En attendant que les autorités des deux pays trouvent vraiment un terrain d’entente qui n’altère les droits d’aucun des deux peuples, le Président dominicain, Luis Abinader, peut continuer de jouer à la guerre de l’autre côté de la frontière avec son impressionnante armada militaire ; tandis que du côté haïtien, comme si de rien n’était, le premier canal sur la rivière Massacre continue d’avancer à grand pas sous les yeux vigilants des Agents de BSAP (Brigades de Sécurité des Aires Protégées). Ces brigades sont les bras armés de l’ANAP (Agence Nationale des Aires Protégées), un organisme public placé sous la tutelle du Ministère de l’Environnement.
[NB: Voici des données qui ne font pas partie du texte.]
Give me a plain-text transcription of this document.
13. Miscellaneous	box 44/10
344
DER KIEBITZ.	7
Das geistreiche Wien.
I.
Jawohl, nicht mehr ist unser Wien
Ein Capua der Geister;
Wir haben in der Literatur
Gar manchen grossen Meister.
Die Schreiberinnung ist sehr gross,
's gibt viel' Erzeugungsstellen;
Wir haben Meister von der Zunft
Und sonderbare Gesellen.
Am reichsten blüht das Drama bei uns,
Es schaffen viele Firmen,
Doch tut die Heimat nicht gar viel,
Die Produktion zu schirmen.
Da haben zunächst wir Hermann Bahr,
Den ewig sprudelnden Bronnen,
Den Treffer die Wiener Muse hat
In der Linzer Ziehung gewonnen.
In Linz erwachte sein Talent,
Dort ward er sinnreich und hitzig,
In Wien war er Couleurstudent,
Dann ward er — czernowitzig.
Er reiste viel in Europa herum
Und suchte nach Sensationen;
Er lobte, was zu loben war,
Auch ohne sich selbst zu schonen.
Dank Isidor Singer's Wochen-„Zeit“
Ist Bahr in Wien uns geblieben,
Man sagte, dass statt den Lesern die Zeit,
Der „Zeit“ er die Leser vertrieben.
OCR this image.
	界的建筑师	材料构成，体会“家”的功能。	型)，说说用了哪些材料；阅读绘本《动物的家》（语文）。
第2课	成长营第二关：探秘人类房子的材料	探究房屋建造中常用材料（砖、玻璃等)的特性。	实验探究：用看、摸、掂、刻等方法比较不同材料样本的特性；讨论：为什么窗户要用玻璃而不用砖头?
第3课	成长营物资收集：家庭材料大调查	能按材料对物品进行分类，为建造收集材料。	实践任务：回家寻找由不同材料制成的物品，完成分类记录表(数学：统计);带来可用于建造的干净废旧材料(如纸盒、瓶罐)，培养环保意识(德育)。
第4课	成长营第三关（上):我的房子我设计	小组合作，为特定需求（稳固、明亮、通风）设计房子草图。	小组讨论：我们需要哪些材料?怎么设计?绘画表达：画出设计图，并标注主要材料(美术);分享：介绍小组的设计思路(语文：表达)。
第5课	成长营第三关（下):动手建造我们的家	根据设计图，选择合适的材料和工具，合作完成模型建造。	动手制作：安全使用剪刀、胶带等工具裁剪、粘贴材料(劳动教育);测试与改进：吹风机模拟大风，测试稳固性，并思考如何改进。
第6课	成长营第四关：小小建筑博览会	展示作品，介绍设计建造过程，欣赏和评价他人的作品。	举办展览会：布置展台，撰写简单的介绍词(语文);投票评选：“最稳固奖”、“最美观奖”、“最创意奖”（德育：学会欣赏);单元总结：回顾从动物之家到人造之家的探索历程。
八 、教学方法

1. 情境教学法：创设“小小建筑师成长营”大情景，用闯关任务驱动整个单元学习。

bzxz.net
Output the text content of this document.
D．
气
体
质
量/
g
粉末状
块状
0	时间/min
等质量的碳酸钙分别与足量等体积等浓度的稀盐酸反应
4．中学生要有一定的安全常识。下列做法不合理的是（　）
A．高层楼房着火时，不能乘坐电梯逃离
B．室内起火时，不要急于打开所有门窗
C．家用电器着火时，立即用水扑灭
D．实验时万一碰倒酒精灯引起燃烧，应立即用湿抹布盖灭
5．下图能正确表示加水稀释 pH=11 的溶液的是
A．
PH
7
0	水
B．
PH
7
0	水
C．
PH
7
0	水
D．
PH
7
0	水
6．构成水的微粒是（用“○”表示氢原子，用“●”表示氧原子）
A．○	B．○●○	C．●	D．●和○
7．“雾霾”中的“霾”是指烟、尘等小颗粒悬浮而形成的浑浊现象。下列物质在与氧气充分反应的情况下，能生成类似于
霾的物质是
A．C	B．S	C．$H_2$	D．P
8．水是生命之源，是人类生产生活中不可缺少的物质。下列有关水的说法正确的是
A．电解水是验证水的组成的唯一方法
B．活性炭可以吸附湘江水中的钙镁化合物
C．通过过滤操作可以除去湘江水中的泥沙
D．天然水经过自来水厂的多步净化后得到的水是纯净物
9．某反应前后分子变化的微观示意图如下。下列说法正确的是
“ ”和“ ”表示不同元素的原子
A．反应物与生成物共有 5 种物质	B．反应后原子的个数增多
L’ANAP est chargée de protéger la biodiversité et d’assurer la gestion de l’environnement sur l’ensemble du territoire national. Pendant ce temps, hommes et femmes : ingénieurs, maçons, ferrailleurs, architectes, conter-maîtres et ouvriers s’activent pour livrer à la population haïtienne en général et aux agriculteurs de la plaine de Maribaroux dans le Nord-Est du pays en particulier, leur premier canal creusé sur la rivière Massacre en vertu du Traité de paix, d’amitié et d’arbitrage signé par les deux Etats le 20 octobre 1929.